What is a strongly correlated system (in condensed matter physics)? I was told that a strongly correlated system is such that Fermi liquid theory fails, or a single-particle picture doesn't work. So, there is no energy band for a strongly correlated system. 
So, I would like to know:


*

*Whether it's a good definition (single-particle fails)? Considering we always use ARPES to test high-$T_c$ superconductors, where ARPES focuses on the energy band. 

*Is a traditional BCS superconductor a strongly correlated system? I'm not sure about this. 

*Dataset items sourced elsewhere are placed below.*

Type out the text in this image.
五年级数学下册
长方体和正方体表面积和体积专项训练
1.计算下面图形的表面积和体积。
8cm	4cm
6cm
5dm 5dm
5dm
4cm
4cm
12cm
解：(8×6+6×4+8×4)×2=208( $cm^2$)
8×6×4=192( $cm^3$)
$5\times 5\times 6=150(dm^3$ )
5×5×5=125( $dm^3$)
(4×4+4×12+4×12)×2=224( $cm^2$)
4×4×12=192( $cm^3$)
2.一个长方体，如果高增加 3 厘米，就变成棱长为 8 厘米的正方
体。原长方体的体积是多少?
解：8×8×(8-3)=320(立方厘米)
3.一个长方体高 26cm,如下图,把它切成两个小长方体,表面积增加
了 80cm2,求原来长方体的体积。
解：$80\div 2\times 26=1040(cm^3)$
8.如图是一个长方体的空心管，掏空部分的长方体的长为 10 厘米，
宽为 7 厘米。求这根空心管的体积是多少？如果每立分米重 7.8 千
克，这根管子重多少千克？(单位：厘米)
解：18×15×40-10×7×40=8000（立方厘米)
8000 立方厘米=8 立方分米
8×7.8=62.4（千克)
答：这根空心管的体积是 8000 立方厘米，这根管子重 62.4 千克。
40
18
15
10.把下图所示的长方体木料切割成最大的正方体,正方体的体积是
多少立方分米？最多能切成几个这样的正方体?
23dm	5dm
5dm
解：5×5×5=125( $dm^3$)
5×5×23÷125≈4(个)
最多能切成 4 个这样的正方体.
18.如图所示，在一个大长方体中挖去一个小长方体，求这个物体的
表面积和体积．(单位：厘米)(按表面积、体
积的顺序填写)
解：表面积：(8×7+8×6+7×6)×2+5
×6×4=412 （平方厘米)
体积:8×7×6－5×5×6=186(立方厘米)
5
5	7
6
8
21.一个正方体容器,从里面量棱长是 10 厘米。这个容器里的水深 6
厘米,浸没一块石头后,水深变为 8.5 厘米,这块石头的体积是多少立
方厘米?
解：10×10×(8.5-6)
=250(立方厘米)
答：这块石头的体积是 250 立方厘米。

*Why it is called a strongly correlated system? Is there any relation with the correlation function? (For, I know that at a phase transition, the correlation length tends to diverge, but is that related?)


Thanks! 
 A: (1) Your definition of strongly correlated system is correct "single-particle fails." We can still use ARPES to study strong correlated systems, we just do not see features that would be present in a weakly correlated system. The most prominent feature in a weakly correlated system is a sharp peak at certain energy and momentum. If you track this peak in energy as a function of momentum using ARPES you have essentially measured the energy band. In strongly correlated systems this peak is not sharp. The precise definition of sharp is that it has a delta-function component to it (at least in theory).
(2) BCS SC is not a strongly correlated system. There are still energy bands in a BCS SC it is just that the energy bands do not describe electrons. The energy bands of a BCS SC tell you something about the SC quasiparticles called Bogoliubov quasiparticles. One interesting thing about Bogoliubov quasiparticles is that they carry non-integer charge.
(3) The "strongly correlated" refers to the interacting nature of the system and the fact that there is no single-particle description. If you excite a strongly correlated system in two steps, the excitation you make in the first step will effect which excitations you can make in the second step in a highly non-trivial way. The excitation you add first has a strong influence on the system and rearranges everything. In contrast, in a band metal you can add an electron at momentum $\mathbf{k}$ and the bands do not shift. You can then add another electron at momentum $\mathbf{k}'$ and its properties can be understood in terms of the original bands, i.e., the bands that were there before you added the electron at momentum $\mathbf{k}$.
A: Now, based on my current understanding, I would like to answer my question as: 
Any system described by Hamiltonian that is not quadratic is a strongly correlated system. Examples are: Fermi-Hubbard model with non-zero interaction: 
$$H = J\sum_{j,\sigma} c_{j,\sigma}^\dagger c_{j+1,\sigma} + \text{h.c.} -\mu\sum_{j,\sigma} c_{j,\sigma}^\dagger c_{j,\sigma} + U\sum_j(2n_{\uparrow}-1)(2n_{\downarrow}-1)$$
where the last term is not quadratic so it yields a strongly correlating behavior.